Каждый вечер этот худой, высохший человек уводил нас в чудесные, невероятные путешествия по всему свету, где ему приходилось сталкиваться с вероломными турками; те нападали на него целыми батальонами. Однако Папа Джон изобретал хитроумные способы отбить вражеские поползновения и вернуться на белые простыни своей постели, где медленно и мучительно умирал. И не было рядом верных заступников — воинов Агамемнона; умирал Папа Джон отнюдь не доблестно, окруженный не турками, а всего лишь тремя детьми. Он ежедневно слабел; вскоре его воспоминания сделались для него столь же важными и необходимыми, как для его юных слушателей. Яркие искры его воображения ненадолго зажигали в этой комнате огонь жизни. У Папы Джона никогда не было детей, и эти истории изливались из него яркими нерастраченными потоками.

Бабушка и мать тоже стояли и слушали. Я не знал, кто такой Папа Джон, откуда он приехал и какое отношение имеет ко мне. Никто из взрослых не давал нам никаких объяснений. Наш дедушка остался в Коллетоне; мы плакали, прощаясь с ним. Родители строго приказали нам называть бабушку только по имени, и не дай бог нам проболтаться, что она — мать нашего отца. Возможно, Папа Джон был талантливым рассказчиком, но по части фантазии бабушка его превосходила.

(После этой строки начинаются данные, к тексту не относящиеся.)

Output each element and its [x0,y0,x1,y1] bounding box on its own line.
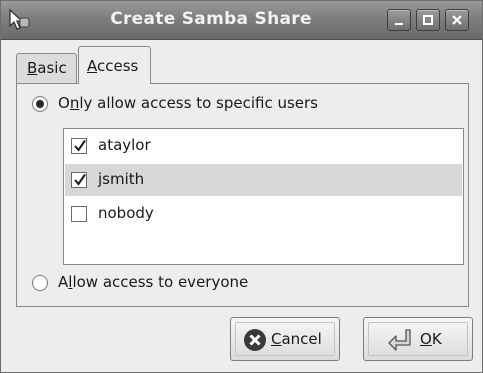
maximize-button[interactable] [416,9,440,31]
ok-return-icon [388,329,411,351]
tab-basic[interactable]: Basic [16,53,77,83]
maximize-icon [423,15,433,25]
create-samba-share-dialog: Create Samba Share Basic Access Only all… [0,0,483,373]
window-title: Create Samba Share [110,9,312,29]
tab-access-label: Access [87,57,138,75]
close-icon [452,15,462,25]
ok-button-focus-frame [368,322,468,356]
list-item[interactable]: ataylor [65,130,462,162]
tab-access-mnemonic: A [87,57,97,75]
list-item[interactable]: jsmith [65,164,462,196]
tab-basic-label: Basic [27,59,67,77]
checkmark-icon [74,173,86,186]
cancel-mnemonic: C [271,330,282,348]
radio-everyone-pre: A [58,273,69,291]
minimize-icon [395,23,403,25]
minimize-button[interactable] [387,9,411,31]
user-checkbox[interactable] [71,138,87,154]
ok-mnemonic: O [420,330,432,348]
title-bar[interactable]: Create Samba Share [1,1,482,40]
tab-basic-rest: asic [37,59,67,77]
user-name: jsmith [98,170,145,188]
list-item[interactable]: nobody [65,198,462,230]
ok-button-label: OK [420,330,442,348]
ok-button[interactable]: OK [363,317,473,361]
tab-access[interactable]: Access [78,46,151,84]
cancel-icon [244,329,266,351]
cancel-rest: ancel [281,330,322,348]
cancel-button[interactable]: Cancel [230,317,340,361]
user-list[interactable]: ataylor jsmith nobody [63,128,464,265]
user-checkbox[interactable] [71,172,87,188]
cancel-button-label: Cancel [271,330,322,348]
tab-access-rest: ccess [97,57,139,75]
radio-everyone-indicator[interactable] [32,275,48,291]
checkmark-icon [74,139,86,152]
radio-everyone-label: Allow access to everyone [58,273,248,291]
user-name: ataylor [98,136,151,154]
user-name: nobody [98,204,154,222]
radio-specific-users-indicator[interactable] [32,96,48,112]
radio-specific-users-label: Only allow access to specific users [58,94,318,112]
radio-specific-mnemonic: n [69,94,80,112]
close-button[interactable] [445,9,469,31]
tab-basic-mnemonic: B [27,59,38,77]
user-checkbox[interactable] [71,206,87,222]
radio-specific-pre: O [58,94,70,112]
radio-everyone-post: low access to everyone [72,273,249,291]
radio-specific-post: ly allow access to specific users [79,94,318,112]
ok-rest: K [431,330,442,348]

Потом мать уводила нас из спальни Папы Джона в тускло освещенный коридор. Мы проходили мимо двери, что вела в страшный подвал, и по винтовой лестнице поднимались на второй этаж, где была большая комната, служащая нам детской. Если дул ветер, ветви нависавшего дуба стучали по козырьку окна. Наши кровати стояли в ряд; Саванна спала на средней, мы с Люком — на боковых. Кроме небольшой прикроватной лампочки, других источников света в этой комнате не было. Когда мы двигались, вместе с нами по косым стенам двигались наши громадные тени.

Раз в неделю от отца приходили весточки; мать читала нам их перед сном. Отец излагал сухим, военным стилем, его письма больше напоминали донесения. Каждую свою боевую операцию он описывал, как обыденное дело вроде похода за хлебом или заправки машины.

«Я вылетел на разведку вместе с Биллом Ландином. Мы смотрели, как отряд наших бравых мальчиков взбирается на одну горку, и вдруг чуть повыше я разглядел кое-что забавное. „Билл, ты замечаешь то, что замечаю я?“ — спросил я его по радио. Оборачиваюсь и вижу, что Билли пялится вниз во все глаза. Значит, старина Билл их тоже заприметил. Где-то на середине горы в засаде залегло около трехсот северокорейских молодцов. Они поджидали наших ребят. Я врубил передатчик и говорю: „Эй, парни, устраивайте-ка привал“. — „Зачем?“ — спрашивает меня их радист. „А затем, что угодите прямо в лапы северокорейцев“. Радист не стал упираться. Тогда мы с Биллом решили спуститься пониже и немного попортить нервы этим желторожим. Я первым ушел на снижение и скинул им несколько напалмовых бомб. Это сразу привлекло их внимание. Корейцы вертелись юлой, пытаясь счистить напалм с одежды. Но это им не пух. Если напалм прилип, его не собьешь. Гляжу, Билли тоже кладет яйца. Началась заварушка. Я сообщил на базу, и нам в помощь послали целую эскадрилью. Три дня мы преследовали этих корейцев. Заправлялись, летели дальше, опять заправлялись и снова продолжали их гнать. Наконец мы настигли их остатки — северокорейцы переправлялись через реку Нактонган. Мы поймали их на открытом участке и немного покрасили реку в красный цвет. Это развеселило нас, но ненадолго. Азиаты плодятся как кролики, и одному черту известно, сколько их еще сидит по джунглям. Скажи нашим малышам, что я их очень люблю. Пусть молятся за своего отца и не дают в обиду свою маму».